La capitale britannique est devenue le terrain de jeu des oligarques russes, qui s’y installent dans des demeures historiques, naviguent sur des yachts de luxe et se paient même des clubs de foot prestigieux. Mais la présence de ces milliardaires, soupçonnés de blanchir de l’argent et de financer des opérations pour déstabiliser les pays occidentaux, est de plus en plus dénoncée.

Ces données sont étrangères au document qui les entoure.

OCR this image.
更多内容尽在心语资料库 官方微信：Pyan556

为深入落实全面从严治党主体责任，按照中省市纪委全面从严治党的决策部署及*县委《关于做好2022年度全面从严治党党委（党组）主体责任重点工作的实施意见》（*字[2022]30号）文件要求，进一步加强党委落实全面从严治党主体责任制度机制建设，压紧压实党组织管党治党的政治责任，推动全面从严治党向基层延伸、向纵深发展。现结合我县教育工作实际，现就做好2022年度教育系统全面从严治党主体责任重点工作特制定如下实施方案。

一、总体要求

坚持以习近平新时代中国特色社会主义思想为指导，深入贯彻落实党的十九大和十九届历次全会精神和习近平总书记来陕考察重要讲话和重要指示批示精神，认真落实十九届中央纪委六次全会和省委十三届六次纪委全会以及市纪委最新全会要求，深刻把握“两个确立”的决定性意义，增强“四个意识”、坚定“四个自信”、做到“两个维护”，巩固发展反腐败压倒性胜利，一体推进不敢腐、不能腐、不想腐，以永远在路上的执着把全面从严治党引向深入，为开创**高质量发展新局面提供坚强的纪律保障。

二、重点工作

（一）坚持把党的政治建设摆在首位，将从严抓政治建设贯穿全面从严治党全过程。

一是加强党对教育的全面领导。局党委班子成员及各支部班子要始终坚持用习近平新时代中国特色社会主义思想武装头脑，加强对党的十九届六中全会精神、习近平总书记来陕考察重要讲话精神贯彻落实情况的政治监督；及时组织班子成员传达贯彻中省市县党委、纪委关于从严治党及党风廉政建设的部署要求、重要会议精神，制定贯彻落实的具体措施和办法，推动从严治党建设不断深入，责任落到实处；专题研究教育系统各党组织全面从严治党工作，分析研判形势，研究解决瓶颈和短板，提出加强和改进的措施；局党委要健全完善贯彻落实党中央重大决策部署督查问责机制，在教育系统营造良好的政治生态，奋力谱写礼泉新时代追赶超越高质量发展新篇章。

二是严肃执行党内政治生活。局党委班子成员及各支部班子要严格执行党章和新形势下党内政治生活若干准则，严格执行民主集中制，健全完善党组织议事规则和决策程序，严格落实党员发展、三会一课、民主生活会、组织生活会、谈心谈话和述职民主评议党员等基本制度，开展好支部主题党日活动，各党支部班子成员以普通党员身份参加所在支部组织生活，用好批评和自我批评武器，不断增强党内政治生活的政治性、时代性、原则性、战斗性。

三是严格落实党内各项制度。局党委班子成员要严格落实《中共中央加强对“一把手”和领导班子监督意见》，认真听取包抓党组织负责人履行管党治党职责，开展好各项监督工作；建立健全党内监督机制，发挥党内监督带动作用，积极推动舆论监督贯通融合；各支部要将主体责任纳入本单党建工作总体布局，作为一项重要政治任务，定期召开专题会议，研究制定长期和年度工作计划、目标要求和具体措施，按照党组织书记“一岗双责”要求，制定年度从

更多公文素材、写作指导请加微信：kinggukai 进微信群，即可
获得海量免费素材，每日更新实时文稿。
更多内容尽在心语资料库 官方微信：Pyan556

LLe lieu du rendez-vous n’avait pas été fixé au
hasard : devant le caviste Hedonism Wines, au coeur du très nanti quartier Mayfair, à Londres. Il s’agit de l’une des boutiques de vin les plus haut de gamme de la capitale, avec des bouteilles pouvant atteindre 76 000 dollars. « Le proprio est un millionnaire russe, Evgeny Chichvarkin, qui a dû s’exiler parce qu’il avait des problèmes avec Poutine », me dit Denis Stefanov, qui a luimême quitté la Lettonie il y a trois ans pour vivre loin de l’ingérence russe.
Londres attire à ce point l’élite russe que cela lui a valu les surnoms de Moscow-on-theThames (Moscou-sur-la-Tamise) et de Londongrad. Ces ultra-riches achètent des propriétés hors de prix à Mayfair, des bâtiments historiques à quelques pas de Downing Street ou des appartements avec vue sur Hyde Park, dépensent des sommes faramineuses au grand magasin de luxe Harrods, s’offrent des yachts dernier cri qu’ils amarrent sur la Tamise. Certains se paient même des équipes de soccer prestigieuses, comme Roman Abramovitch, propriétaire depuis 2003 du légendaire club Chelsea, de la Premier League. Ce jet-set en exil est divisé en deux camps idéologiques : les parias du régime, comme l’ancien magnat des communications devenu caviste, et ceux qui sont dans les bonnes grâces du Kremlin, m’explique Denis Stefanov.
Vêtu d’un costume et d’un trenchcoat bleu marine, café Starbucks à la main, le jeune gestionnaire d’actifs n’a pas exactement le profil du révolutionnaire. Il fait pourtant partie des activistes qui, depuis l’arrestation à la fin 2020 de l’opposant Alexeï Navalny, multiplient les manifestations pour dénoncer les oligarques russes en exil au Royaume-Uni, sur lesquels compte Vladimir Poutine dans le but d’affermir son pouvoir. Et devant l’accumulation de preuves de l’ingérence russe dans la politique du Royaume-Uni, ils pressent leur pays d’adoption de resserrer sa réglementation afin de cesser d’être une destination de choix pour ces oligarques proches du Kremlin.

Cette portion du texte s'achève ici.